A subgenre of progressive metal (which is itself a subgenre, of course), djent emerged around fifteen years ago and is notable for its palm-muted riffs, low guitar tones, complex rhythms, and overall sonic thickness. Sweden’s Meshuggah is often credited as pioneering the style, with many newer ensembles, like Periphery, Animals as Leaders, Textures, and British quintet TesseracT also leading the charge. As great as all of these acts are, though, TesseracT may the most dynamically and melodically pleasing, as their two studio albums—One (2011) and Altered State (2013)—demonstrate. Recently, the band issued a live follow-up, Odyssey/Scala (titled after the CD/DVD, respectively), that includes many of their most beloved pieces, recorded over many nights in many places. Fortunately, the stellar material, coupled with very strong production values and a noticeably exciting audience, makes Odyssey a very engaging listen, as well as a fine testament to both TesseracT’s catalog and its relationship with its fans.
Perhaps the most interesting aspect of Odyssey is the reappearance of vocalist Daniel Tompkins, who left in 2011 to focus on several other projects, such as Skyharbor, Colour, and his own solo effort, White Moth Black Butterfly. He was subsequently replaced by Elliot Coleman (2011 – 2012) and Ashe O’Hara (2012 – 2014), only to return last year. Naturally, Tompkins thanks the audience for welcoming him back early into the set, and he continues showing gratitude throughout the evening, which helps show how humble he is.
Expectedly, much of Odyssey focuses on the four suites that make up Altered State. For instance, “Singularity” (from “Of Energy”) starts things off with biting guitar riffs, soaring vocals, and in-your-face beats. Tompkins’ singing is fragile yet urgent, with an arresting sense of emotion and sleekness. Likewise, the music that surrounds him is aggressive without being too abrasive, and as usual, the group shifts between intensity and subtly with exactness and elegance. Bassist Amos Williams steals the spotlight near the end with some awesome plucking trickery. Later on, the entire “Of Matter” sequence is replicated, and it’s easily a highlight of the collection since it contains some of TesseracT’s best atmospheres and melodies. Luckily, they move from one movement to the next without interruption, so that only the audience’s cheers breakup the flow. It’s a remarkable section of Odyssey.

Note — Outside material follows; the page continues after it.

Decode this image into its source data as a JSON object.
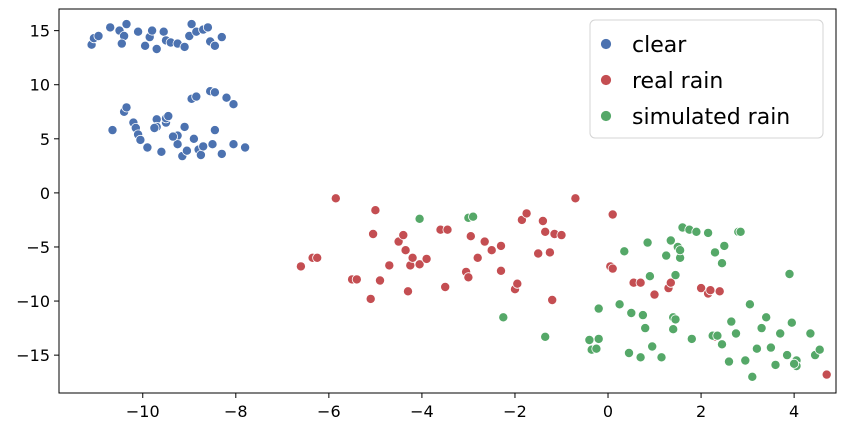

Also on offer is the entire Concealing Fate EP (which is also TesseracT’s debut), although they recreate parts II – VI in sequence but wait until the end of the night to bring out part I. Unsurprisingly, these pieces are rougher and less vibrant than the newer inclusions, with a slightly more death metal edge. Of course, this doesn’t mean that these tracks aren’t worthwhile, as there are still plenty of hypnotic moments and displays of virtuosic musicianship. If anything, the juxtaposition of TesseracT’s oldest and newest material showcases how they’ve always be an extremely tight and ambitious outfit.
Odyssey proves once again that TesseracT is just as captivating and meticulous live as it is in the studio. There’s an extraordinary level of focus, technique, and drive in both their instrumentation and narrative scopes, which adds a layer of prophetic artistry that few of their peers ever come close to. Just as on their studio efforts, the band plays its astoundingly complex arrangements with equally staggering precision and confidence, resulting in a masterful experience. Odyssey is a must own album for any fan of progressive metal, plain and simple.